I have a 8 bit variable received_control. This variable should store some 8 bit data. In my use case, I need be able to read all the bits, even those that are 0. Problem is that if my most significant bit value is 0, it won't get stored in my variable.
Variable in question:
uint8_t received_control = (0 << 0) |
(1 << 1) |
(0 << 2) |
(1 << 3) |
(0 << 4) |
(1 << 5) |
(0 << 6) |
(0 << 7);
Output from debugger (via watcch expression)
Name : received_control
Details:42 '*'
Default:42 '*'
Decimal:42
Hex:0x2a
Binary:101010
Octal:052
I'm using a STM32F407 and I program it in STM32CubeIDE. I was curious if there is integrated solution within C, as the solutions I saw online were not suitable.
it won't get stored in my variable
This is not true. You have some misconception about how variables work. An 8 bit integer variable always holds 8 bits. No matter what value you assign to it, there will be 8 bits.
If your statement was correct, what value would you assume, these bits should hold after your assignment? As they are present in the variable, they must have some value. And for integer variables, the more significant bits are simply set to 0 or 1 depending on signedness of the variable and the assigned value.

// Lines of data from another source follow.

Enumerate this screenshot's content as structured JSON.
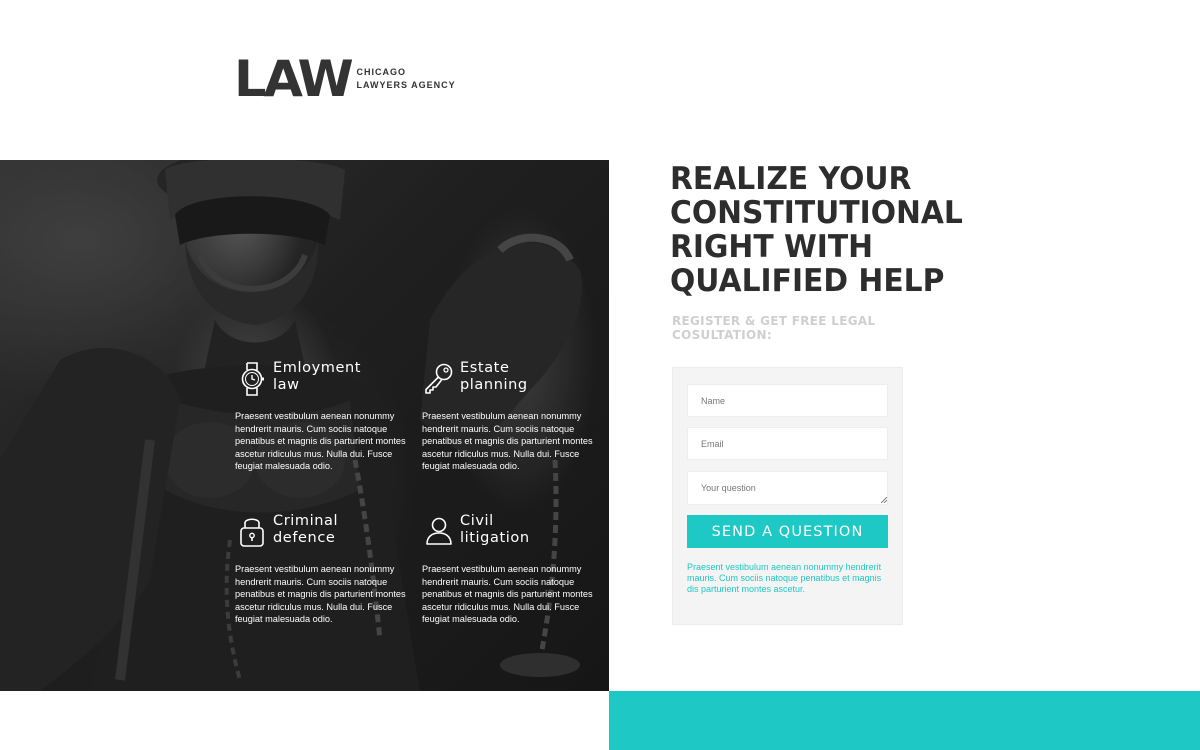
{
  "logo": {
    "mark": "LAW",
    "line1": "CHICAGO",
    "line2": "LAWYERS AGENCY"
  },
  "features": [
    {
      "icon": "watch-icon",
      "title": "Emloyment\nlaw",
      "text": "Praesent vestibulum aenean nonummy hendrerit mauris. Cum sociis natoque penatibus et magnis dis parturient montes ascetur ridiculus mus. Nulla dui. Fusce feugiat malesuada odio."
    },
    {
      "icon": "key-icon",
      "title": "Estate\nplanning",
      "text": "Praesent vestibulum aenean nonummy hendrerit mauris. Cum sociis natoque penatibus et magnis dis parturient montes ascetur ridiculus mus. Nulla dui. Fusce feugiat malesuada odio."
    },
    {
      "icon": "padlock-icon",
      "title": "Criminal\ndefence",
      "text": "Praesent vestibulum aenean nonummy hendrerit mauris. Cum sociis natoque penatibus et magnis dis parturient montes ascetur ridiculus mus. Nulla dui. Fusce feugiat malesuada odio."
    },
    {
      "icon": "person-icon",
      "title": "Civil\nlitigation",
      "text": "Praesent vestibulum aenean nonummy hendrerit mauris. Cum sociis natoque penatibus et magnis dis parturient montes ascetur ridiculus mus. Nulla dui. Fusce feugiat malesuada odio."
    }
  ],
  "headline": {
    "line1": "REALIZE YOUR",
    "line2": "CONSTITUTIONAL",
    "line3": "RIGHT WITH",
    "line4": "QUALIFIED HELP"
  },
  "subheadline": "REGISTER & GET FREE LEGAL COSULTATION:",
  "form": {
    "name_placeholder": "Name",
    "email_placeholder": "Email",
    "question_placeholder": "Your question",
    "submit_label": "SEND A QUESTION",
    "note": "Praesent vestibulum aenean nonummy hendrerit mauris. Cum sociis natoque penatibus et magnis dis parturient montes ascetur."
  },
  "colors": {
    "accent": "#1ec8c4",
    "headline": "#2d2d2d",
    "subheadline": "#cfcfcf",
    "form_background": "#f4f4f4"
  }
}
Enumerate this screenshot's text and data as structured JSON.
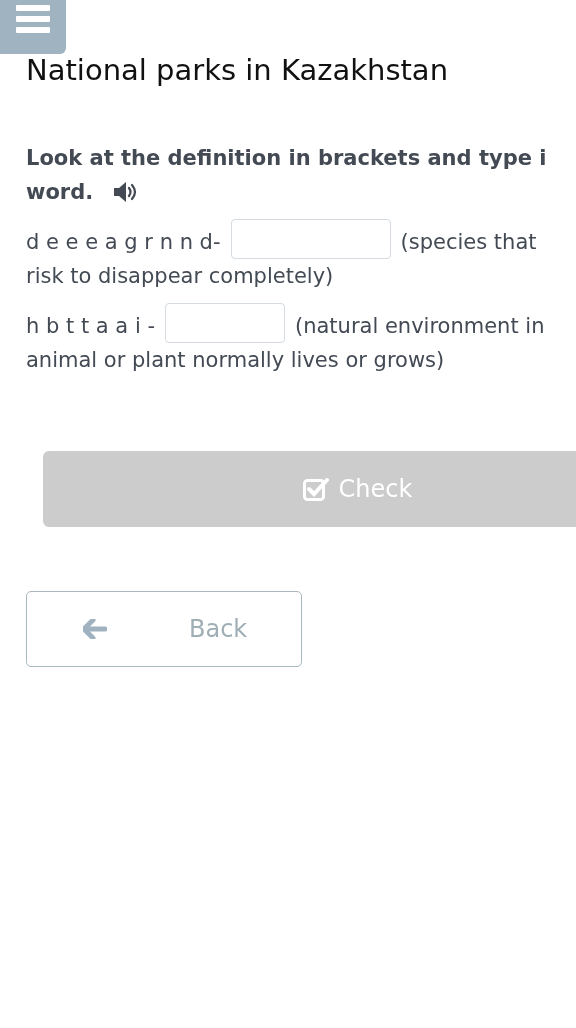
{
  "title": "National parks in Kazakhstan",
  "instruction": {
    "lines": [
      "Look at the definition in brackets and type i",
      "word."
    ]
  },
  "items": [
    {
      "letters": "d e e e a g r n n d-",
      "value": "",
      "definition_lines": [
        "(species that",
        "risk to disappear completely)"
      ]
    },
    {
      "letters": "h b t t a a i -",
      "value": "",
      "definition_lines": [
        "(natural environment in",
        "animal or plant normally lives or grows)"
      ]
    }
  ],
  "check_button": {
    "label": "Check",
    "disabled": true
  },
  "back_button": {
    "label": "Back"
  }
}
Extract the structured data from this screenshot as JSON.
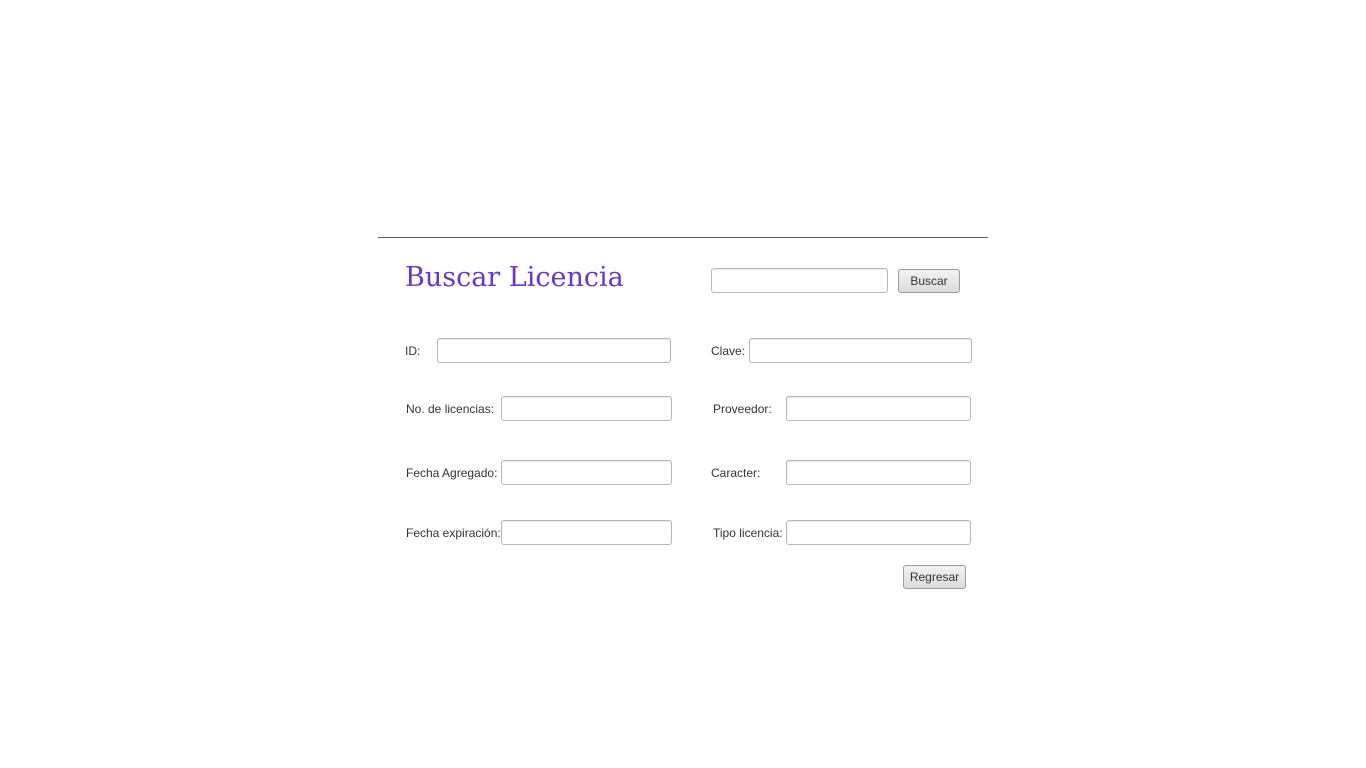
{
  "header": {
    "title": "Buscar Licencia",
    "search": {
      "value": "",
      "placeholder": "",
      "button_label": "Buscar"
    }
  },
  "form": {
    "id": {
      "label": "ID:",
      "value": ""
    },
    "clave": {
      "label": "Clave:",
      "value": ""
    },
    "no_licencias": {
      "label": "No. de licencias:",
      "value": ""
    },
    "proveedor": {
      "label": "Proveedor:",
      "value": ""
    },
    "fecha_agregado": {
      "label": "Fecha Agregado:",
      "value": ""
    },
    "caracter": {
      "label": "Caracter:",
      "value": ""
    },
    "fecha_expiracion": {
      "label": "Fecha expiración:",
      "value": ""
    },
    "tipo_licencia": {
      "label": "Tipo licencia:",
      "value": ""
    }
  },
  "actions": {
    "back_label": "Regresar"
  },
  "colors": {
    "title": "#6a35c9",
    "divider": "#5a5a5a",
    "background": "#ffffff"
  }
}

What you observed is not related to storing data in a variable but it is about a visual representation of that value.
You told printf to print an integer variable in binary representation. Normally, printf takes as few characters for printing as possible. If you print as hexadecimal, it will not print 000000002A but only 2A. Unless for some formatting purposes, these leading 0 don't serve any purpose.
Therefore you must explicitely ask for it if you want to get more than minimum digits.